To that point Cork had taken five wickets per Test at 24 runs
each; since then he has averaged three per Test at 38. The
outswing, sharp and full-length, has been replaced by the impulse
to be something more, ambition by over-ambition; to be a second
Botham, a strike bowler banging in bouncers and knocking off
heads; to be what he is not and cannot be as he doesn't have the
physique or knees.
Where once was substance, there came to be bombast, a prima donna
who checked out the TV cameras so as to be exhibitionist on
taking a wicket, but one who could no longer deliver.
And the man who stopped Cork that day, and saw South Africa to a
draw with Kirsten, was Shaun Pollock, with whom Cork has so much
in common, and so little. They are both 6ft 3in, lean, and
youngest sons; they both made their Test debuts in 1995. While
Pollock is a Bachelor of Commerce from Natal University, Cork
filled in with surprising success as commercial manager at Derby
last winter.
But Pollock is in his Test side, and Cork is not. What is more,
Pollock will step off the plane tomorrow as the finest
all-rounder in the world. Whereas Cork has gone so far backwards
since Port Elizabeth that he averages 20 with the bat and 30 with
the ball in his 19 Tests, Pollock has steadily progressed to
average 32 with the bat - all the runs made under duress as South
Africa's top order is so wobbly, Kirsten apart - and 23 with the
ball after his 21 Tests. Only a handful of Test all-rounders have
ever been so much in credit: Imran Khan, Tony Greig, Keith
Miller, Trevor Goddard, Garfield Sobers.
Whereas Cork's crisis came when he was in the England side,
Pollock's came before he was promoted, when his wrist-action went
wrong and he pushed the ball down leg side. But at Natal he had
Malcolm Marshall to bowl with and coach him, a mentor denied to
Cork.
Ever since his Test debut Pollock has been the whippiest of
fast-medium bowlers, everything straight except for his inand
out-swing, varying his pace, wicket-to-wicket, his wrist snapping
out bouncers which leave batsmen nowhere to go and clang their
helmets, fiery enough to strike sparks out of the Adelaide Oval
and take seven for 87 in the absence of Allan Donald.

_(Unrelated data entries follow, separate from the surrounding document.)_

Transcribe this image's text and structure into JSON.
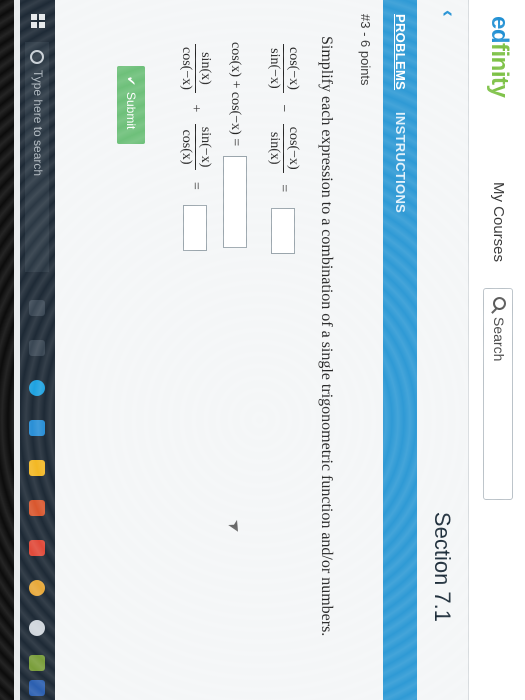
{
  "header": {
    "logo_main": "ed",
    "logo_accent": "finity",
    "my_courses": "My Courses",
    "search_label": "Search"
  },
  "section": {
    "title": "Section 7.1"
  },
  "tabs": [
    {
      "label": "PROBLEMS"
    },
    {
      "label": "INSTRUCTIONS"
    }
  ],
  "problem": {
    "number_points": "#3 - 6 points",
    "prompt": "Simplify each expression to a combination of a single trigonometric function and/or numbers.",
    "row1": {
      "f1_num": "cos(−x)",
      "f1_den": "sin(−x)",
      "op": "−",
      "f2_num": "cos(−x)",
      "f2_den": "sin(x)",
      "eq": "="
    },
    "row2": {
      "expr": "cos(x) + cos(−x) ="
    },
    "row3": {
      "f1_num": "sin(x)",
      "f1_den": "cos(−x)",
      "op": "+",
      "f2_num": "sin(−x)",
      "f2_den": "cos(x)",
      "eq": "="
    }
  },
  "submit": {
    "label": "Submit"
  },
  "taskbar": {
    "search_placeholder": "Type here to search"
  },
  "colors": {
    "accent_blue": "#2f9ad5",
    "logo_blue": "#1f8fd3",
    "logo_green": "#7bc043",
    "submit_green": "#6ec07a"
  }
}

It is a stunning tribute to Donald above all, but also to
Pollock, that only one century opening stand has been made
against South Africa since their re-admission.

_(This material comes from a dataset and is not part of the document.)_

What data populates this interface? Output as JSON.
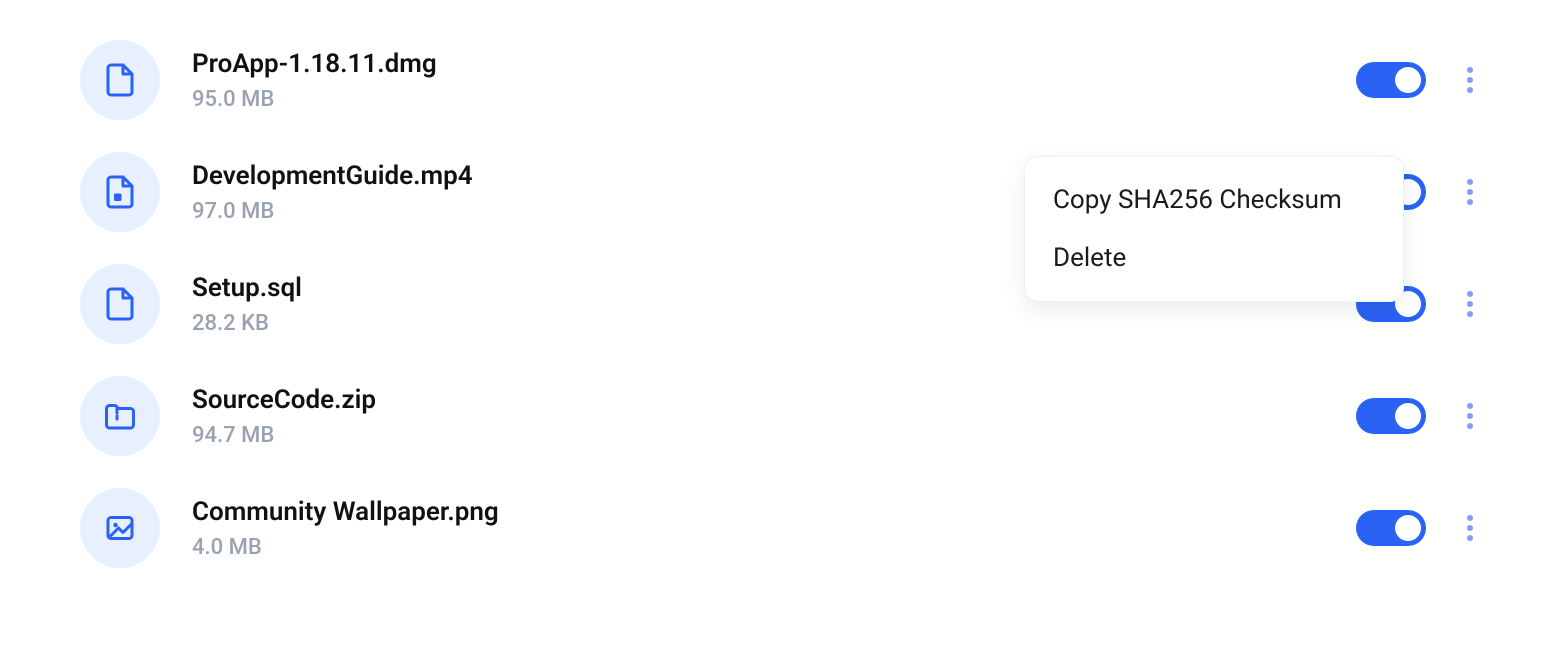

Pollock's father, Peter, was not only South Africa's most
successful fast bowler before Donald, but a lay preacher who kept
his son on the straight and narrow in Durban. Shaun had an elder
brother too, Gavin, six years his senior, who took a lot of
dismissing in the garden if Shaun was to get a bat. The red-head
always seems to have channelled his aggression into his work not
the wind. Cork is in your face verbally, Pollock in your ribs
silently.
Now Cork, 26, is Derbyshire's captain, a top dog again, if only a
local one, and has started well after the county's controversies
of last summer, with a clean slate, but no Michael Slater, and
few other batsmen either. Having to think of and care for others
is usually the best thing that can happen to a personality, and
the first rejection he has known - in marriage and in cricket -
may prove beneficial in the end.
As yet, however, England can offer no rival to Pollock as the
best all-rounder of the moment, which they might have done.